Alan Stubbs, Pasadena
I read with dismay the reaction to the news that the Anne Arundel County Judicial Nominating Commission had nominated state Senate President Thomas V. Mike Miller's son for a District Court judgeship.
Some seem to believe that if he were not Senator Miller's son, he would not have been nominated. But I believe that Thomas V. Miller III deserves to be nominated for a judgeship regardless of the fact that his father is the Senate president.
I am a retired assistant public defender. I represented clients at parole revocation hearings where Mr. Miller was the presiding parole commissioner.
I was at first doubtful of his capabilities when he was appointed to the Parole Commission, believing that he was too young and inexperienced for the position. I soon found that he was a fast learner, he was intelligent and compassionate and he possessed excellent judgment.

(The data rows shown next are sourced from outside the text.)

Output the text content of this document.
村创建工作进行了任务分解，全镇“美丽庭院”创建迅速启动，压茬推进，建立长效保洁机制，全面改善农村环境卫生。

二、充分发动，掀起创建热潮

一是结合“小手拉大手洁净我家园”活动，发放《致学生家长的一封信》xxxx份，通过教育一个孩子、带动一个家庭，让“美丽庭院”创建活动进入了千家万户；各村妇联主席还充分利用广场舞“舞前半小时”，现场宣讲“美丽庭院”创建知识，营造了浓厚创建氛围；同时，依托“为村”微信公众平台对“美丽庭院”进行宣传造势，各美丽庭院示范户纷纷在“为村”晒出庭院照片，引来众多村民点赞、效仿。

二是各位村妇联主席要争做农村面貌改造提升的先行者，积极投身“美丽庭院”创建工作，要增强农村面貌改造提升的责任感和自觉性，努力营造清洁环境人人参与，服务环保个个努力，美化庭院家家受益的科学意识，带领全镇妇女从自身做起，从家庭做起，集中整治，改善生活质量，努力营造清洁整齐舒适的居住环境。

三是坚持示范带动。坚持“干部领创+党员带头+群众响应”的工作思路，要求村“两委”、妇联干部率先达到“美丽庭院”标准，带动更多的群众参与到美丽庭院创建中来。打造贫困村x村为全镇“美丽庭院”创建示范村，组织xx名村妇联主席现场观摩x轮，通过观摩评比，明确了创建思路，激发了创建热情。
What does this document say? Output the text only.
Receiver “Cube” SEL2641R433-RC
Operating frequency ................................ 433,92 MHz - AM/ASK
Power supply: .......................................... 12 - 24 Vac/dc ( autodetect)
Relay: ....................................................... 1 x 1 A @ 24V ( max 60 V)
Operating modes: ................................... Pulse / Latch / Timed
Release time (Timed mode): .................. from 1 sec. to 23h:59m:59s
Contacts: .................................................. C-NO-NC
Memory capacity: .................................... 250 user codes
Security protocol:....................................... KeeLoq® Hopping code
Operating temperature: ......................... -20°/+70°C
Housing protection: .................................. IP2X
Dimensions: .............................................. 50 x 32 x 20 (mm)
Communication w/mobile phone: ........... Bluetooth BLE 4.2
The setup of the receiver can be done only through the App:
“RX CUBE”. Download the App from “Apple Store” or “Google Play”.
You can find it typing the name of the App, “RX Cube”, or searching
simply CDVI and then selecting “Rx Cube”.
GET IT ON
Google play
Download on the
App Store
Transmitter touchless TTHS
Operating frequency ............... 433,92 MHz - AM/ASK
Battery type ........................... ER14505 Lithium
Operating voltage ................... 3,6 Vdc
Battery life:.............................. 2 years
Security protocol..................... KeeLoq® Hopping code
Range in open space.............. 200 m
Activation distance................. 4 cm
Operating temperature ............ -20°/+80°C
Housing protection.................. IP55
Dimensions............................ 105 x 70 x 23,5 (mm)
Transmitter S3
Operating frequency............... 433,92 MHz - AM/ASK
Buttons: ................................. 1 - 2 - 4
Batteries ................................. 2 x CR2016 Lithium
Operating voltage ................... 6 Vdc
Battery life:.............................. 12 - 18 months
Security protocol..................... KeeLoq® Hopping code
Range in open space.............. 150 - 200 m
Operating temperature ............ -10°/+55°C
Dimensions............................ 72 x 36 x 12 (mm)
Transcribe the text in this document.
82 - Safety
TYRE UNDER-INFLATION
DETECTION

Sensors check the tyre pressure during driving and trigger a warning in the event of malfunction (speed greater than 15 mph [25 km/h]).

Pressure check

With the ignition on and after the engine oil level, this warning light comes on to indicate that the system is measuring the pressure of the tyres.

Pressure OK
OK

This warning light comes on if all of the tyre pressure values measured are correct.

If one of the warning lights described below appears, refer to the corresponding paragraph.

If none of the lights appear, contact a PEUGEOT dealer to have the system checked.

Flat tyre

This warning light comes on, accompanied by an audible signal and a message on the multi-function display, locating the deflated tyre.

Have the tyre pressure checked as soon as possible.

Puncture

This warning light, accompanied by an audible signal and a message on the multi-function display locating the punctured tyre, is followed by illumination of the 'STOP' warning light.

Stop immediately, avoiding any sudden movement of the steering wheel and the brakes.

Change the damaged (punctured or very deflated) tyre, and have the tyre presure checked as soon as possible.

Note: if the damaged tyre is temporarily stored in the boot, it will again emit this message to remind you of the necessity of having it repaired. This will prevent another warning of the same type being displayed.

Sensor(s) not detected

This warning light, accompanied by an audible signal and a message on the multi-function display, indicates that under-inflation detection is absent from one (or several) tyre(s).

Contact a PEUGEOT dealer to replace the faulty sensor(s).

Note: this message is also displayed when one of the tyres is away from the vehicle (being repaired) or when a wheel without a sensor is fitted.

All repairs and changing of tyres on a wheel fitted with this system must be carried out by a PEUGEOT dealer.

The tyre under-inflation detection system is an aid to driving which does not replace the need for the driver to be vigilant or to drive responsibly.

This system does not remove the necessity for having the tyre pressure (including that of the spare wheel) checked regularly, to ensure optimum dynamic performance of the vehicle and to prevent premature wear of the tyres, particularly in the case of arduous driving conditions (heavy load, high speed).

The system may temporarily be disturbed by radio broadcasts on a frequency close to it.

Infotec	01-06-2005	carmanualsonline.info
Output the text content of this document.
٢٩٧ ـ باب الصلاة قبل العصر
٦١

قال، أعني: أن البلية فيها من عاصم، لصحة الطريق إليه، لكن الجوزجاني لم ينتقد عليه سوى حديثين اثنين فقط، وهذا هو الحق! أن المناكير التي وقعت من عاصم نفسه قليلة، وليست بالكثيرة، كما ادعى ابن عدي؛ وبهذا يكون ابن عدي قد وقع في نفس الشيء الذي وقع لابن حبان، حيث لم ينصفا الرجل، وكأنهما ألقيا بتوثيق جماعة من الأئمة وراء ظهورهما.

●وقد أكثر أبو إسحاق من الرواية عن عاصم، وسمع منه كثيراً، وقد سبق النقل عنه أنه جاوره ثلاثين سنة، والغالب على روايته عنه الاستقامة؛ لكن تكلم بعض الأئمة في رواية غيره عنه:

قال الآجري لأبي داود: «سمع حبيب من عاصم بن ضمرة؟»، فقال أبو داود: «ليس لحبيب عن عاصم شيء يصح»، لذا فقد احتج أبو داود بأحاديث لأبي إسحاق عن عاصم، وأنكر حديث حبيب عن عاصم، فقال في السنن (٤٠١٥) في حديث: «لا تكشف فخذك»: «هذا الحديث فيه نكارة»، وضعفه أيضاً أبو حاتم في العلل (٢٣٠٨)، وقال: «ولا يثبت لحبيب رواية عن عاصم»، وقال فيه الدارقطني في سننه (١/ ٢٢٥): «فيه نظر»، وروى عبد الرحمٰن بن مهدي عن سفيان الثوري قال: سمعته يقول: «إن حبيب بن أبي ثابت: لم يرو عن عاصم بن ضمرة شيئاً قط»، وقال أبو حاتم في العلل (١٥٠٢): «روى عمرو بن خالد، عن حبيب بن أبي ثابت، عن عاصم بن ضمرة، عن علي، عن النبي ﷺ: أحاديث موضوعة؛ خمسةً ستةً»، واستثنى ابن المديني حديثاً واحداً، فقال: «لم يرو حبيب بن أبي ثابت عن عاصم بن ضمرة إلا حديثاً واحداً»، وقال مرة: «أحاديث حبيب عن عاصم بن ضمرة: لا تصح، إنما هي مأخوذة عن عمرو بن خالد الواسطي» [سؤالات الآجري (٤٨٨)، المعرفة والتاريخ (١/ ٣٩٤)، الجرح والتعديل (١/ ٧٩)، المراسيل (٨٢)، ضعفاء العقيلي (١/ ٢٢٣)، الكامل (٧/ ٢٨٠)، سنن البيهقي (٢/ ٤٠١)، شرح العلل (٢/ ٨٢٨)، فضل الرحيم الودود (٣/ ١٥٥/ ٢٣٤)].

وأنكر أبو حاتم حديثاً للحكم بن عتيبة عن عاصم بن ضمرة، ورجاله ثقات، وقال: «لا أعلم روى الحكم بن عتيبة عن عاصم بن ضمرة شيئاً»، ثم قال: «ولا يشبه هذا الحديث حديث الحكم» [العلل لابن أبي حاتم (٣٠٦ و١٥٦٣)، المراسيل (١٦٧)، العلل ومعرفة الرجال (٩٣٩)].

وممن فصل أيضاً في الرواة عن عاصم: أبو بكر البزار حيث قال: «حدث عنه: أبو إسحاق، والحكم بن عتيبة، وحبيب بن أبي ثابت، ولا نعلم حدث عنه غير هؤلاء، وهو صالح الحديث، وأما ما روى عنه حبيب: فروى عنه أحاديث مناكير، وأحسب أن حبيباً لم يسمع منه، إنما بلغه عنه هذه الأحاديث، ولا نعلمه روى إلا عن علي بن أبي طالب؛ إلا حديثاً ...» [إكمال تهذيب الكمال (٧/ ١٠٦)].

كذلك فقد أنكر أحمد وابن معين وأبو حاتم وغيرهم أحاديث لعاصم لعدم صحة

He was always respectful of my parole clients, the parole agents and the attorneys who appeared before him.
He has qualities that would make him an excellent judge. I am sure the citizens of Maryland, and particularly Anne Arundel County, would be well served by him.
Carol Chance, Baltimore
In isolation, the political maneuvers and favor-mongering that may have helped along the appointment of Senate Majority Leader Thomas V. Mike Miller's son to be nominated as an Anne Arundel District Court judge may be an unfortunate but bearable symptom of single-party dominance in Maryland.
Unfortunately, the propagation of political favors has not been so isolated, and appears to be the grease that keeps the O'Malley-Miller machine on the road (e.g., "Inspector license policies revisited," May 7, and "Officials received funds in session," Jan. 20).
I am not so naive to conclude that state Republicans are beyond reproach on this point. But I would argue that the dominance of one party has allowed these warts to go untreated.
Our system of government relies on opposition. We would do well to move more of that into our State House.